That means that male and female have unique, non-interchangeable glories — they each see and do things that the other cannot. Sex was created by God to be a way to mingle these strengths and glories within a life-long covenant of marriage. Marriage is the most intense (though not the only) place where this reunion of male and female takes place in human life. Male and female reshape, learn from, and work together.
Gee golly williker. Marriage is just one stroll down the trail of delight (or maybe through Homer Simpson’s Land of Chocolate). Where is the grit of NYC? Where is the complicated character of life in the modern world where we have to make tough choices, or recognize the good and less attractive in all people we meet, and the institutions in which moderns operate? Where is the edge that attracts at least some people like Brother Mouzone or Woody Allen to the Big Apple? The view from Keller’s study is awfully pleasant (and crowded with books other than the Bible).

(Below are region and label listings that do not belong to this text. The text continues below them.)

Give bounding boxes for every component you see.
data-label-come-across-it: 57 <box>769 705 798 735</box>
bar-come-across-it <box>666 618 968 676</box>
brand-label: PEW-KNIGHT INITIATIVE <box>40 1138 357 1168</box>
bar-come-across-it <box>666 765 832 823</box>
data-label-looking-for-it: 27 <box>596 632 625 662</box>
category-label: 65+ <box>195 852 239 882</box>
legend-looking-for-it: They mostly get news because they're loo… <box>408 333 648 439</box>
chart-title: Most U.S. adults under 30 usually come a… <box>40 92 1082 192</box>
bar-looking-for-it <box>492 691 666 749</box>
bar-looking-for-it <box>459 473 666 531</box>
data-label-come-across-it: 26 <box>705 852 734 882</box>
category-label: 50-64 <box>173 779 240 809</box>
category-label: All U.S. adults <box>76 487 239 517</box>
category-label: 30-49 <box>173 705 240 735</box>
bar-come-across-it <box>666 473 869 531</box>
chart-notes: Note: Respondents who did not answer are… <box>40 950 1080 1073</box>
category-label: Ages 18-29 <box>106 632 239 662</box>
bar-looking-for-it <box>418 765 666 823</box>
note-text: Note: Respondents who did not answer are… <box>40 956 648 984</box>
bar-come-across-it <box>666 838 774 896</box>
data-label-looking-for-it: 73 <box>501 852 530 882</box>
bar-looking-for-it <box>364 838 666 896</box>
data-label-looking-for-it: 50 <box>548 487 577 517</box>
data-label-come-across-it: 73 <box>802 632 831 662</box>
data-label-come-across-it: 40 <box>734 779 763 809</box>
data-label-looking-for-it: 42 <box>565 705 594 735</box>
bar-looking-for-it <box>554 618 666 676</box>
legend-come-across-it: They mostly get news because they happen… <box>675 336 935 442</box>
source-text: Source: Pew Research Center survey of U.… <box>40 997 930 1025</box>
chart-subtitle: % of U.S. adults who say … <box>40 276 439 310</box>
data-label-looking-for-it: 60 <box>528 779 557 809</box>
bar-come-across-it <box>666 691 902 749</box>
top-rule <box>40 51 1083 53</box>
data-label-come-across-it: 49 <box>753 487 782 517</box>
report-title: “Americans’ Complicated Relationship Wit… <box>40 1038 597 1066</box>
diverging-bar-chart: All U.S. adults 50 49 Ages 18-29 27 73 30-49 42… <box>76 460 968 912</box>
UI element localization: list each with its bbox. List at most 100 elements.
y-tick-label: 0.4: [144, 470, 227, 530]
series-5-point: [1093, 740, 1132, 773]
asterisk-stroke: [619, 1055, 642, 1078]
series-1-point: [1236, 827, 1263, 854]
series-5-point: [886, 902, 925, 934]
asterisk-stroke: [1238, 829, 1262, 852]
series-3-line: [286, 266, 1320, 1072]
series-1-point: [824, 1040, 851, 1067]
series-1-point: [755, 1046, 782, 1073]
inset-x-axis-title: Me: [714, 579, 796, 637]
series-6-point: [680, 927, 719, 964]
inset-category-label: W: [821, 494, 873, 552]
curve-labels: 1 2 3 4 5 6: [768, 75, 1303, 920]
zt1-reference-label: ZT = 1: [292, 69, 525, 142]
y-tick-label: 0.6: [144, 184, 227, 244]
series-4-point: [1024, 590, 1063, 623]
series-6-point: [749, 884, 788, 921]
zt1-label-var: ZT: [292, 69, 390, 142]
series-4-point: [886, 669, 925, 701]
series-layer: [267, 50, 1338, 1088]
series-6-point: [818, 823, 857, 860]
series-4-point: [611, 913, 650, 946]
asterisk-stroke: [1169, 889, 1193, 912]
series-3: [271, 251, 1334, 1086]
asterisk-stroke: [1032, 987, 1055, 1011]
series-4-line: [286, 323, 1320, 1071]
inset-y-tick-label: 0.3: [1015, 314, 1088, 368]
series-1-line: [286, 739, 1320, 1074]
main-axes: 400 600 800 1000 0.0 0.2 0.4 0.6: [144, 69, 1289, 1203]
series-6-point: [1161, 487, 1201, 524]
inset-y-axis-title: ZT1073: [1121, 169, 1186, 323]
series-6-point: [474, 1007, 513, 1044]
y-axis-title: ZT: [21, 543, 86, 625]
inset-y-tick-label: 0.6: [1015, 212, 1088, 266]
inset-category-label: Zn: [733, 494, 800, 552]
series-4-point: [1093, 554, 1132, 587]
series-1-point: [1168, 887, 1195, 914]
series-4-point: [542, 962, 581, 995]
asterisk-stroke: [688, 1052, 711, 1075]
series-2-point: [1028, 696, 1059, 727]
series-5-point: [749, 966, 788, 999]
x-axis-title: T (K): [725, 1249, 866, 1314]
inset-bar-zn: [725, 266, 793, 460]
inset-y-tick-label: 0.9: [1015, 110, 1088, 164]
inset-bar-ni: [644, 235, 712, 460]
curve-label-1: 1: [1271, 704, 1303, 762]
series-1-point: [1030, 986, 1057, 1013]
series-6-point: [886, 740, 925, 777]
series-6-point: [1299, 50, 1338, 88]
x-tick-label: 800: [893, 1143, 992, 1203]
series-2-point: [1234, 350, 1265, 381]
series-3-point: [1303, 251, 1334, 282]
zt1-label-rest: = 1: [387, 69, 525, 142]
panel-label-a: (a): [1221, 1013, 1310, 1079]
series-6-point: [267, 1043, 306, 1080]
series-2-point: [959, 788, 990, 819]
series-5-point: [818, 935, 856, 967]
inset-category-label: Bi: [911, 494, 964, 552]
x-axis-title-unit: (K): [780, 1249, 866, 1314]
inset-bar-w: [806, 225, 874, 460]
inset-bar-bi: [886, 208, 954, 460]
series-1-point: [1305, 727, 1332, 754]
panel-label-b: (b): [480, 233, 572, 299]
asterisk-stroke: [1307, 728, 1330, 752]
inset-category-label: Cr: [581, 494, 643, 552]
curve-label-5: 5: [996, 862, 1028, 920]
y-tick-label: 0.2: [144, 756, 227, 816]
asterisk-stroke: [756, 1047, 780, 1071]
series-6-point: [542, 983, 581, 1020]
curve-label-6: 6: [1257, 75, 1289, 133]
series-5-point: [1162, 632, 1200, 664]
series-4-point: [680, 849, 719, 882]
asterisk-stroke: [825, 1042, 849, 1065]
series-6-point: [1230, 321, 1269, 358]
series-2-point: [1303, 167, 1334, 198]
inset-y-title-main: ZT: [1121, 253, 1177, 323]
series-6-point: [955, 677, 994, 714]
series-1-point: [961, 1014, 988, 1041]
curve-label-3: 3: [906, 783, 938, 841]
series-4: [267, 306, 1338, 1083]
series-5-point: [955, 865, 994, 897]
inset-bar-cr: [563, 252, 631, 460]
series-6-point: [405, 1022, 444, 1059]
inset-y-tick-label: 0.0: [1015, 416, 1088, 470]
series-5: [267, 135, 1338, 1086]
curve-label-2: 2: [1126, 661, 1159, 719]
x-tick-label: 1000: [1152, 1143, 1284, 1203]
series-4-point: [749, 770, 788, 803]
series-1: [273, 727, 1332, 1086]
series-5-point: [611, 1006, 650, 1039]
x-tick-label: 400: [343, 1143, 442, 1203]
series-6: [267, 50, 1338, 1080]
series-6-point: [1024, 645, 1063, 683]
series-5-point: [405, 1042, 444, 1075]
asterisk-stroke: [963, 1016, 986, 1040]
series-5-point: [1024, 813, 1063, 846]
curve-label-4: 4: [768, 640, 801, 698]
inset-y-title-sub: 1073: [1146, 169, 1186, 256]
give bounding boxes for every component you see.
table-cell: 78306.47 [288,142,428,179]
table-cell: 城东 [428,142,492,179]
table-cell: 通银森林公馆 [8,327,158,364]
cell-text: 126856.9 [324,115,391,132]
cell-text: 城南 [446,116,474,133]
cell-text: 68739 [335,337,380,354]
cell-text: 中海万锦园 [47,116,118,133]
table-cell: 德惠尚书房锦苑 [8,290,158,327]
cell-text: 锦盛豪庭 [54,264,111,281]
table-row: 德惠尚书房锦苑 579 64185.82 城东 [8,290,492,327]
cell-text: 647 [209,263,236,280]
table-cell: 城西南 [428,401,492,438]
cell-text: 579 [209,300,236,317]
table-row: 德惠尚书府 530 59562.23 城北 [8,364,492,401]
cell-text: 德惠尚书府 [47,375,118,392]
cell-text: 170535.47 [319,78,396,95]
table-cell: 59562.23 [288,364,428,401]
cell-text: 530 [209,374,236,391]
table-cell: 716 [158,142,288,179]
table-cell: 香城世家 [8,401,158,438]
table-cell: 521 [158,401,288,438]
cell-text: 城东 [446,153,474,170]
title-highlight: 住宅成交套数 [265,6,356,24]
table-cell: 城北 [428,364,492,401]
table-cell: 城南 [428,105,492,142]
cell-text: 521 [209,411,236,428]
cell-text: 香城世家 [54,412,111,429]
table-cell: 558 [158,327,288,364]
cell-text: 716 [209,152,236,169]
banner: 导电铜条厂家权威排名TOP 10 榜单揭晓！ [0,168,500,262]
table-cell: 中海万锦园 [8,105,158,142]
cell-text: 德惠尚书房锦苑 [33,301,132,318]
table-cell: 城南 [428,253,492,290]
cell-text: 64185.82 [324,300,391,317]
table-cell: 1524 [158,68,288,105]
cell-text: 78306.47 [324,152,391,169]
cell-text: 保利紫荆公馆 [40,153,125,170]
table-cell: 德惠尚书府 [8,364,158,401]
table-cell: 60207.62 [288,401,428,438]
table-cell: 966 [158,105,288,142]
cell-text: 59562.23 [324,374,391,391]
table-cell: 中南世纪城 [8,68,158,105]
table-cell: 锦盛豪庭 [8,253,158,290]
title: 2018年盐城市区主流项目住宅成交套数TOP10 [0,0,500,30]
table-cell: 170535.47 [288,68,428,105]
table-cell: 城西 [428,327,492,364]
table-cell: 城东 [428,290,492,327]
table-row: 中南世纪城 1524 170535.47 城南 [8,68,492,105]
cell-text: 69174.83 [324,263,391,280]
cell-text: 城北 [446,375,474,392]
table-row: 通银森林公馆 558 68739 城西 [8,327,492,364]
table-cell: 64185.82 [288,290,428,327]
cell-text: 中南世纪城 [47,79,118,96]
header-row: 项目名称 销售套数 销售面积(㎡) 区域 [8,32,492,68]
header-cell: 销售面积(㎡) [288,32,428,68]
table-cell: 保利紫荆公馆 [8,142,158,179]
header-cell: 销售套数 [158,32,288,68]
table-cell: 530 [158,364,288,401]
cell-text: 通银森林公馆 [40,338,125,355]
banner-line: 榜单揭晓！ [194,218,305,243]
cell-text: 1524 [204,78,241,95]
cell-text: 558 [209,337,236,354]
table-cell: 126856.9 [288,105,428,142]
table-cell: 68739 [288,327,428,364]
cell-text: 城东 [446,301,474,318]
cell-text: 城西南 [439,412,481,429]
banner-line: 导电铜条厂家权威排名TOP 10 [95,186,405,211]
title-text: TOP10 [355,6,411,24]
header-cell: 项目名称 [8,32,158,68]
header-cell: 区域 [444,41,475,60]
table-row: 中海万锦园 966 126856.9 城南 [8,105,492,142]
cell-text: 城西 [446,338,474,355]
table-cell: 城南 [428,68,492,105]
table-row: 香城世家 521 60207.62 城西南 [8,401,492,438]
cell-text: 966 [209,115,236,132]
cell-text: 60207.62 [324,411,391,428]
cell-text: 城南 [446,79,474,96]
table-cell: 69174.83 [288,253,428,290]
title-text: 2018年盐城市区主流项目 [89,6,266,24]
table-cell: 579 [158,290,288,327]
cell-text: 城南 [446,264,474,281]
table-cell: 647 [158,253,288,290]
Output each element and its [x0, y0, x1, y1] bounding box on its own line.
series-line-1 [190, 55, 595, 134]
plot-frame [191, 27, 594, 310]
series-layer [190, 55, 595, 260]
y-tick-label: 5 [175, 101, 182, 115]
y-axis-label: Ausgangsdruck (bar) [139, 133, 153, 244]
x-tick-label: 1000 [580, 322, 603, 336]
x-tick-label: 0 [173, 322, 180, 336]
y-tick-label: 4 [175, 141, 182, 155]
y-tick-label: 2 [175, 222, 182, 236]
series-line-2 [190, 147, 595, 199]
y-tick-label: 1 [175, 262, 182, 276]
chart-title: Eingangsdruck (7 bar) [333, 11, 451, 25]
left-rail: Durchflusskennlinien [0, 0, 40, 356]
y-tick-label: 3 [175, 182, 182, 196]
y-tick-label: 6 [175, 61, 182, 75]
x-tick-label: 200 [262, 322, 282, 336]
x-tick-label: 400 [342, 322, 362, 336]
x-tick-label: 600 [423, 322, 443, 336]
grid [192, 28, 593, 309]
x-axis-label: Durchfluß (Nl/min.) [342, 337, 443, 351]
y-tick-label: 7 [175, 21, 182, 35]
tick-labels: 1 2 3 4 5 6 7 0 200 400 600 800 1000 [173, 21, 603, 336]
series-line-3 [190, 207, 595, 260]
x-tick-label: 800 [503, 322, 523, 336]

Meanwhile, Russell Moore made a decent point about Peterson when he compared the evangelical celebrity to Wendell Berry’s own flip-flop on gay marriage:
And now Peterson says he’s willing to walk away from what the Scriptures and 2,000 years of unbroken Christian teaching affirm on the conjugal nature of marriage as the one-flesh union of a man and a woman reflecting the mystery of Christ and the church. I can’t un-highlight or un-flag my Peterson books. I can’t erase from my mind all the things he has taught me. Should I stop reading him, since he has shown a completely contrary view on an important issue of biblical interpretation—and, beyond that, of the very definition of what it means to repent of sin?
This is the same sort of conversation had a few years ago among those of us who’ve been taught much by novelist and poet Wendell Berry when he, too, embraced the zeitgeist on marriage and sexuality. Some said we should throw out our Berry books and never read him again. Others, I’m sure, seeing how much they’d benefited from Berry on place and memory, probably decided to follow him right into this viewpoint. Maybe the same will happen with Peterson now.
True enough, but when Moore says we should not throw Peterson’s books away (who am I to adopt such a move since H. L. Mencken sets on my shelf of worthies right next to Machen — alphabetically anyway), I wonder why Mr. Southern Baptist doesn’t distinguish Peterson as a would-be pastor and theologian from Berry who simply is a writer and farmer. Berry makes no pretension to issue “thus saith the Lord’s” based on his reading of Scripture. Peterson, however, operates in the world of Scripture and theology (and all you usually get — my impression — is “the Lord would be really happy if you might ever consider this and you may also flourish forever and ever”).